The fourth line is lyrical: it appears first as a thoughtful and meditative mood, not always associated with melody, or at any rate with long melody (“Fairy Tale” in the Four Pieces for Piano Op. 3, Dreams, Autumnal, the songs Op. 9, the “Legend” Op. 12), sometimes partly contained in long melody (the two Balmont choruses, the beginning of the First Violin Concerto, the songs to Akhmatova's poems, Grandmother's Tales). This line was not noticed until much later. For a long time I was given no credit for any lyrical gift whatever, and for want of encouragement it developed slowly. But as time went on I gave more attention to this aspect of my work.

The largely meditative and quirky initial movement has an uncharacteristic prettiness but also a certain solemnity. About the arresting, even more eccentric second movement, the former New York Philharmonic Program Annotator Michael Steinberg, in his book The Concerto, wrote:

a scherzo marked vivacissimo represented the “savage” element as against the generally more lyrical first and third movements. The music, full of contrast, is by turns amusing, naughty, for a while even malevolent, athletic, and always violinistically ingenious and brilliant. It seems to be over in a moment.

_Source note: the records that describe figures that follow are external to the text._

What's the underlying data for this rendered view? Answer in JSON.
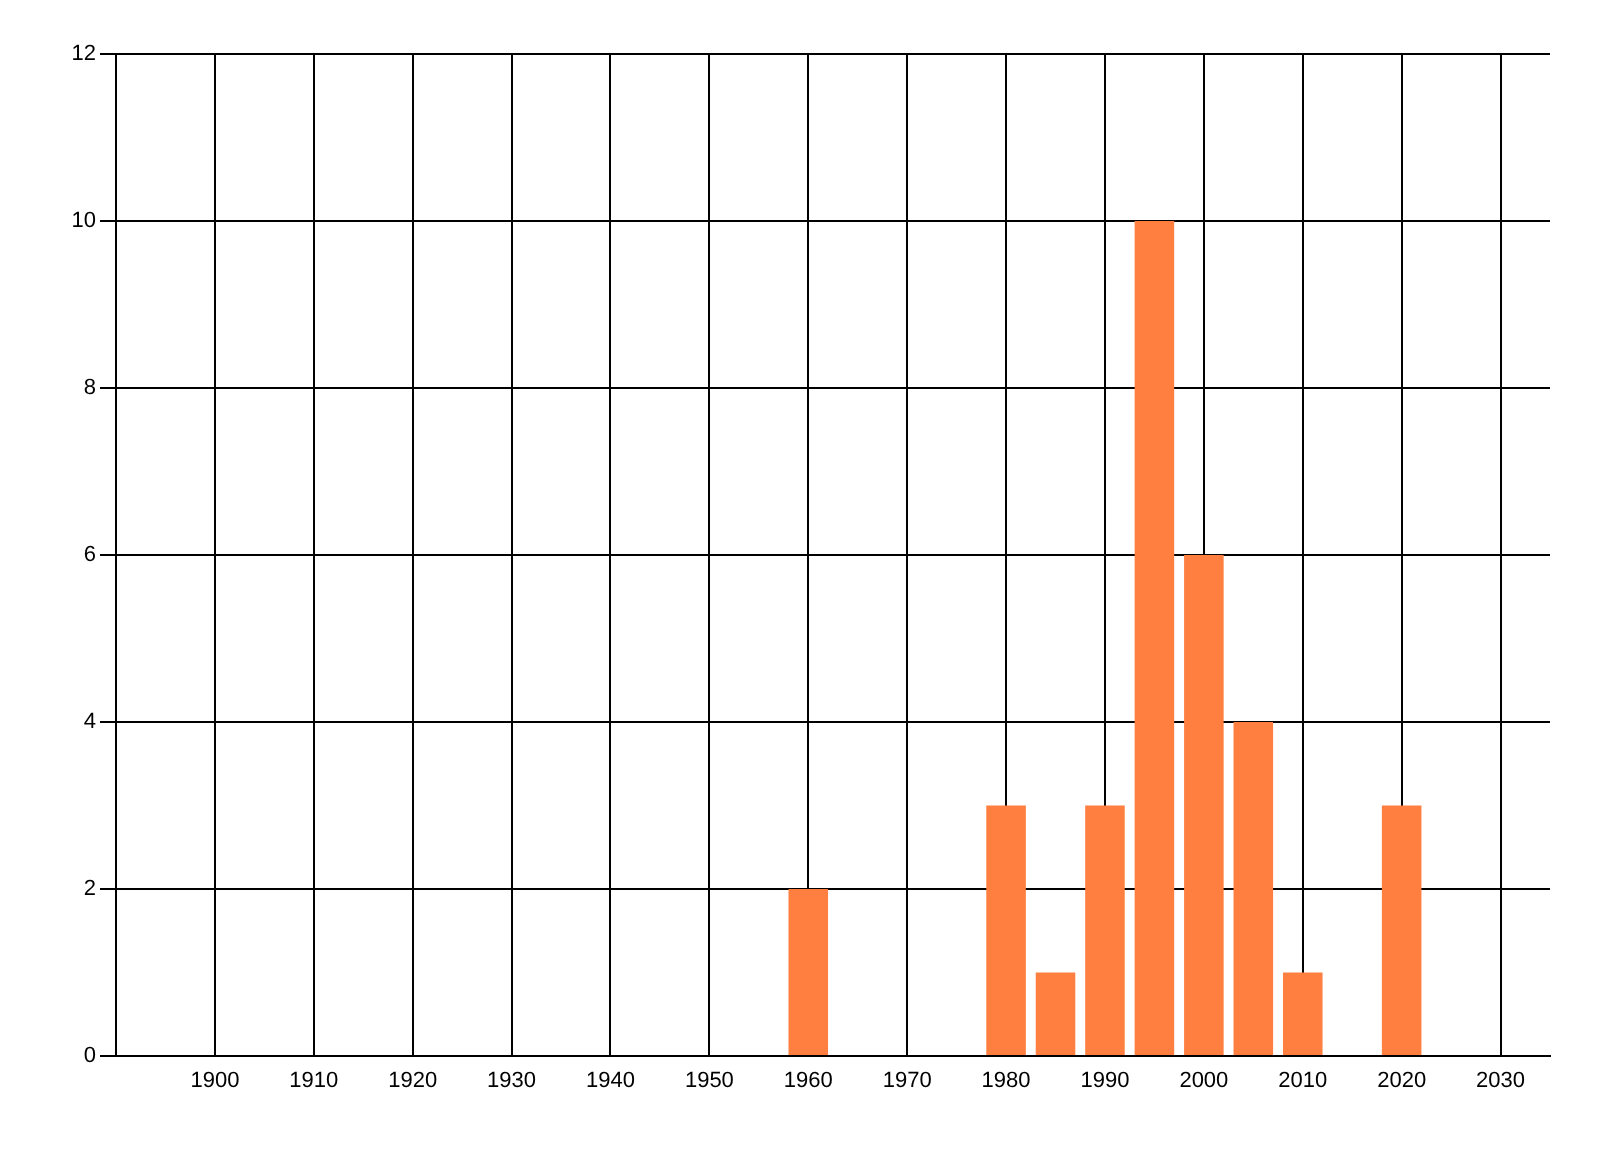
{
  "chart_data": {
    "type": "bar",
    "x": [
      1960,
      1980,
      1985,
      1990,
      1995,
      2000,
      2005,
      2010,
      2020
    ],
    "values": [
      2,
      3,
      1,
      3,
      10,
      6,
      4,
      1,
      3
    ],
    "color": "#ff7f40",
    "xlim": [
      1890,
      2035
    ],
    "xticks": [
      1900,
      1910,
      1920,
      1930,
      1940,
      1950,
      1960,
      1970,
      1980,
      1990,
      2000,
      2010,
      2020,
      2030
    ],
    "ylim": [
      0,
      12
    ],
    "yticks": [
      0,
      2,
      4,
      6,
      8,
      10,
      12
    ],
    "grid": true
  }
}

The movement is virtuosic, propulsive, fittingly playful, but with abrasive elements. The finale is the most beautiful and song-like of the movements—but with passages of contrasting urgency, although some parts have an almost pastoral or even celestial character—and it ends quietly. Hahn returned to play an exquisite encore: the amazing Andante from Johann Sebastian Bach’s Violin Sonata No. 2 in A minor, BWV 1003, a work which she has recorded.

The second half of the concert was at least equally admirable, consisting of a terrific version of Béla Bartók’s incomparable Concerto for Orchestra. The composer provided the following remarks upon it:

The title of this symphony-like orchestral work is explained by its tendency to treat single orchestral instruments in a concertante or soloistic manner. The “virtuoso” treatment appears, for instance, in the fugato sections of the development of the first movement (brass instruments), or in the perpetuum mobile–like passage of the principal theme in the last movement (strings), and especially in the second movement, in which pairs of instruments consecutively appear with brilliant passages. 

He also said:

The general mood of the work represents, apart from the jesting second movement, a gradual transition from the sternness of the first movement and the lugubrious death-song of the third to the life-assertion of the last one.

The introductory movement begins gravely, even ominously, becoming unexpectedly dramatic but with some mysterious interludes and, like the other movements, finishes abruptly. The more unusual second movement—titled Game of Couples—is ludic, even at times jocose, but with some serious elements, closing softly. The suspenseful Elegia that ensues is more uncanny in atmosphere, preceding the enchanting fourth movement which has humorous, almost cartoonish, interruptions. The energetic, ebullient Finale has great forward momentum but with some more subdued interludes; as it approaches its end, the music acquires a ghostly character, then concludes stunningly. The artists deservedly received a very enthusiastic ovation.